K. SAEKI (1), A. Suyama (2), K. Takegawa (2), M. Sato (1), T. Shigyo (1); (1) Sapporo Breweries Ltd., Shizuoka, Japan; (2) Kyushu University, Fukuoka, Japan

Analytical
Friday, June 6 - 2:00 p.m.-3:45 p.m.
Level 4, Red Lacquer Ballroom

Foam is one of the most important properties of beer. Many factors, including barley and hop varieties, malting conditions, and yeast strain, influence foam production and stability. There are also factors that negatively affect foam quality, such as lipids, alcohol, and proteases produced by yeast. Yeast-derived vacuolar protease proteinase A (PrA) digests proteins in beer and, thus, impairs foam stability. “Vacuolar” protein PrA is normally transferred to vacuoles from the Golgi, but under specific conditions during fermentation, PrA leaves the cell for some reason, which is detrimental to the final product. In the brewing industry, PrA has been of great interest for more than 40 years. Methods of measuring PrA activity in beer have been established, and several trials have been performed to reduce the amount of PrA excreted in beer. However, the fundamental mechanism causing PrA to leave the cell has yet to be elucidated. Therefore, we conducted assays to monitor the behavior of PrA and its related proteins both inside and outside of the cell, aiming to identify their relationships in the intracellular transport system. PrA is mainly transported to vacuoles via Vps10p, a vacuolar protein receptor located in late Golgi. Vps10p is also involved in the transport of another vacuolar protease, carboxypeptidase Y (CPY), so we hypothesized that the change in the ratio of these three proteins would be crucial for the irregular sorting of PrA toward the outside of the cell. To demonstrate this, we performed western analysis and protein activity assay to analyze the amount of each protein both inside and outside the cell. Fermentation tests were also conducted using various kinds of wort with different compositions to reveal its effect on PrA activity in beer. Analysis with yeast in shaking culture indicated that different growth conditions cause changes in the amount and activity of each protein and that they also affect the ratio of these three proteins. Based on these results, we proposed a model to describe how PrA leaves the cell.

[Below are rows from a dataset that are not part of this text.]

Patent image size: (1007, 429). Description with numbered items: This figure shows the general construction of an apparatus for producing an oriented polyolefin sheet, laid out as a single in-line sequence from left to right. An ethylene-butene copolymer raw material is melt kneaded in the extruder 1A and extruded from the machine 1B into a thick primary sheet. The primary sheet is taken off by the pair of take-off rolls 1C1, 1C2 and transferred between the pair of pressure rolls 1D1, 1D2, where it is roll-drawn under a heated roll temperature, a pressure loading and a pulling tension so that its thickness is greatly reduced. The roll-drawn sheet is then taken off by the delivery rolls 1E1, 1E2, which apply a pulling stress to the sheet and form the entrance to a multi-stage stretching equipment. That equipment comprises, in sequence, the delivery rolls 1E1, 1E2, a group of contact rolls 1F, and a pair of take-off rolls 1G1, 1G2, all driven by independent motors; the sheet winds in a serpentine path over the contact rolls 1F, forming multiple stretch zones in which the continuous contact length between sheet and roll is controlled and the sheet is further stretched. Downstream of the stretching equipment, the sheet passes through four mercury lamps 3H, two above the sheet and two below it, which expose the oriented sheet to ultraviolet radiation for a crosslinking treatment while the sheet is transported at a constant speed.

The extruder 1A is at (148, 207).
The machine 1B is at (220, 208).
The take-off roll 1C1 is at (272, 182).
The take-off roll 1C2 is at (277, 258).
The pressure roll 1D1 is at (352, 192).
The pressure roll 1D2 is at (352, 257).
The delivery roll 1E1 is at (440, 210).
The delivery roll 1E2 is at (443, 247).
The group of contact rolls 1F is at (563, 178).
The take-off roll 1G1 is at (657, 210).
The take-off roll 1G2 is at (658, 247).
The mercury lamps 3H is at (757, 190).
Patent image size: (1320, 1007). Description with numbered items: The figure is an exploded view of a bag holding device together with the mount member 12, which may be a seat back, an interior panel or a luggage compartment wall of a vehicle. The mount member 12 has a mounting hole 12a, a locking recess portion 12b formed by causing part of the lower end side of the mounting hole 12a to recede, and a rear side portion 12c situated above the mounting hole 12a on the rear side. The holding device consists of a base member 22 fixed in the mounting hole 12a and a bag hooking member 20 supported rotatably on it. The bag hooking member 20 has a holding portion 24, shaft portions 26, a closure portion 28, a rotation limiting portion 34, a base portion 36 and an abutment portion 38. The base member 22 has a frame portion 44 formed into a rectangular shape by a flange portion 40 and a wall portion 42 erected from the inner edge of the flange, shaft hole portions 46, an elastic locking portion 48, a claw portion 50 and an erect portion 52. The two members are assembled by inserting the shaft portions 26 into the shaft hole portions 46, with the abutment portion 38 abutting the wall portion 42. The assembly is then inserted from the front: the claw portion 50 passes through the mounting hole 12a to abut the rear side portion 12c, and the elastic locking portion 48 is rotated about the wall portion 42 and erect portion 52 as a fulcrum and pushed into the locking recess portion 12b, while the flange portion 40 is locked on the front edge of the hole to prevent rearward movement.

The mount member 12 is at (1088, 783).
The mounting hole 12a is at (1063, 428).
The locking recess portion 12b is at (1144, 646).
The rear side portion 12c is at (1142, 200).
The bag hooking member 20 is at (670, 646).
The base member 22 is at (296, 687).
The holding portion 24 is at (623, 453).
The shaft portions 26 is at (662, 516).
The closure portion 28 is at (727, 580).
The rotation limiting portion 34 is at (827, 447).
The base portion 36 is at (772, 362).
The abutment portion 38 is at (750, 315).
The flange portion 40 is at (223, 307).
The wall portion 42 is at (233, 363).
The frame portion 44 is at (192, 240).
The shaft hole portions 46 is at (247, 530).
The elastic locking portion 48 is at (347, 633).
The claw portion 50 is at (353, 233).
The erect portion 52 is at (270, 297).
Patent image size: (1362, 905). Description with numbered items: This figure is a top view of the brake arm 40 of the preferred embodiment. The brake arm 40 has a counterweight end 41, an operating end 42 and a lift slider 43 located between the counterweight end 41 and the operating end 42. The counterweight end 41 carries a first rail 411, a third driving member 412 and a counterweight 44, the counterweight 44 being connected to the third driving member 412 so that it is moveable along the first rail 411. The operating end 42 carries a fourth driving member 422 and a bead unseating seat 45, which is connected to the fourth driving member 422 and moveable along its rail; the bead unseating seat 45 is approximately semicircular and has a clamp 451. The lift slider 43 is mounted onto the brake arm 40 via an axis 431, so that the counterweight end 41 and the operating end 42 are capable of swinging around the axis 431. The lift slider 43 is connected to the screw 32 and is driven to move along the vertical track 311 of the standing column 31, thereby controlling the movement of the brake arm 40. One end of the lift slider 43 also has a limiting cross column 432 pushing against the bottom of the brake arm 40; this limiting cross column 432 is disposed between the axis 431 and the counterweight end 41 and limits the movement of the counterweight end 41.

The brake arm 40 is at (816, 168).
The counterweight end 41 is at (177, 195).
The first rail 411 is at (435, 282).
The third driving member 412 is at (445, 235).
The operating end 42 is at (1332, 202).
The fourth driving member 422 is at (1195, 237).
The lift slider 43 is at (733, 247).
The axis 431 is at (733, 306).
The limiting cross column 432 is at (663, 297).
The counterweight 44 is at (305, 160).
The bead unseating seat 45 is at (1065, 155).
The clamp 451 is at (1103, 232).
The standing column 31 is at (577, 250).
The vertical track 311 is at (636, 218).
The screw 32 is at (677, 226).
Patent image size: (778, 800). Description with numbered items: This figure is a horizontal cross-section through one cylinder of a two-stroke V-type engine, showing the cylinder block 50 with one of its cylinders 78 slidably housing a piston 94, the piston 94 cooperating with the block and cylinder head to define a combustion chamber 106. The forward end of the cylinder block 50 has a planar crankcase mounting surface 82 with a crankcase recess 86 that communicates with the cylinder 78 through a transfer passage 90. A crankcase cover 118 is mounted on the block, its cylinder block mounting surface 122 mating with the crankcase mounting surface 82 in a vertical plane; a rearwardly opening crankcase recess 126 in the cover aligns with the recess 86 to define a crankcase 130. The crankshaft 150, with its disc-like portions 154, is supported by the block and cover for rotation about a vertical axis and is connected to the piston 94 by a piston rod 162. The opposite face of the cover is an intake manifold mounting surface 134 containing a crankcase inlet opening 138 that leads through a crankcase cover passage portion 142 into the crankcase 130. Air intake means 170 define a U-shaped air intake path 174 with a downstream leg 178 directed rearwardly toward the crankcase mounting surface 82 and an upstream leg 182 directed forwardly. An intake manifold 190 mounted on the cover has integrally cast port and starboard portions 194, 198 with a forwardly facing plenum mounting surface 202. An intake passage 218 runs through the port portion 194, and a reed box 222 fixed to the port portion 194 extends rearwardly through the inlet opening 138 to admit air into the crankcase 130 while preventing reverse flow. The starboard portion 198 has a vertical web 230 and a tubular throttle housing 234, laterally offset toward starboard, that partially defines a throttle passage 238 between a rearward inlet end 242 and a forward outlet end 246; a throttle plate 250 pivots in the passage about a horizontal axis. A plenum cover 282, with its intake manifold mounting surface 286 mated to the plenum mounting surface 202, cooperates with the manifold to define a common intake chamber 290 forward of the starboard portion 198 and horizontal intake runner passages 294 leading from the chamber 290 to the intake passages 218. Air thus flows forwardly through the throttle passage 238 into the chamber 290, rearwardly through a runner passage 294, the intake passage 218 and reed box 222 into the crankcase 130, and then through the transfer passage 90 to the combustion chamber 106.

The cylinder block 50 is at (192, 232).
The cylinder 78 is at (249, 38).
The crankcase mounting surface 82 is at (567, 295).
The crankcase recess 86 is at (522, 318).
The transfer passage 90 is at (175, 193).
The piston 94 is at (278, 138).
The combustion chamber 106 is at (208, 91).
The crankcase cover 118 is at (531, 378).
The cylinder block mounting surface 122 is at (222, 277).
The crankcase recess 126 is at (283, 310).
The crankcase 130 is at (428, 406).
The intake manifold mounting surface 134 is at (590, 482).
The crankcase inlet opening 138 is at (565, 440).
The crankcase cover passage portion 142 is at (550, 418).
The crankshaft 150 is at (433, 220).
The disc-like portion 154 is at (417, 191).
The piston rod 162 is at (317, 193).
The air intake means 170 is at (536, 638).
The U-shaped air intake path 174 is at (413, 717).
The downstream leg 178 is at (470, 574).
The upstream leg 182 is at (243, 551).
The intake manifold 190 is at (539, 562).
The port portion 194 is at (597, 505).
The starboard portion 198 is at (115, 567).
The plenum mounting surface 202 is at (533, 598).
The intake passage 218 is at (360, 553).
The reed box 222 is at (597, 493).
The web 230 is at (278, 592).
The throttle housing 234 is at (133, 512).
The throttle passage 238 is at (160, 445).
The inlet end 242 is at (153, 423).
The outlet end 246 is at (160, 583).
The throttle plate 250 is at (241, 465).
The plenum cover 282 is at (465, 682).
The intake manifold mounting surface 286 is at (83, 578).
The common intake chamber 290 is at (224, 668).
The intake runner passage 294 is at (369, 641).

Kei Saeki received a master’s degree from the Department of Biotechnology, University of Tokyo, Japan. She began her career as a microbiologist in 2012 at the Frontier Laboratories of Value Creation, Sapporo Breweries Ltd. In 2013, she started her studies in intracellular transport supervised by Professor Takegawa at the Department of Bioscience and Biotechnology, Kyushu University, Japan.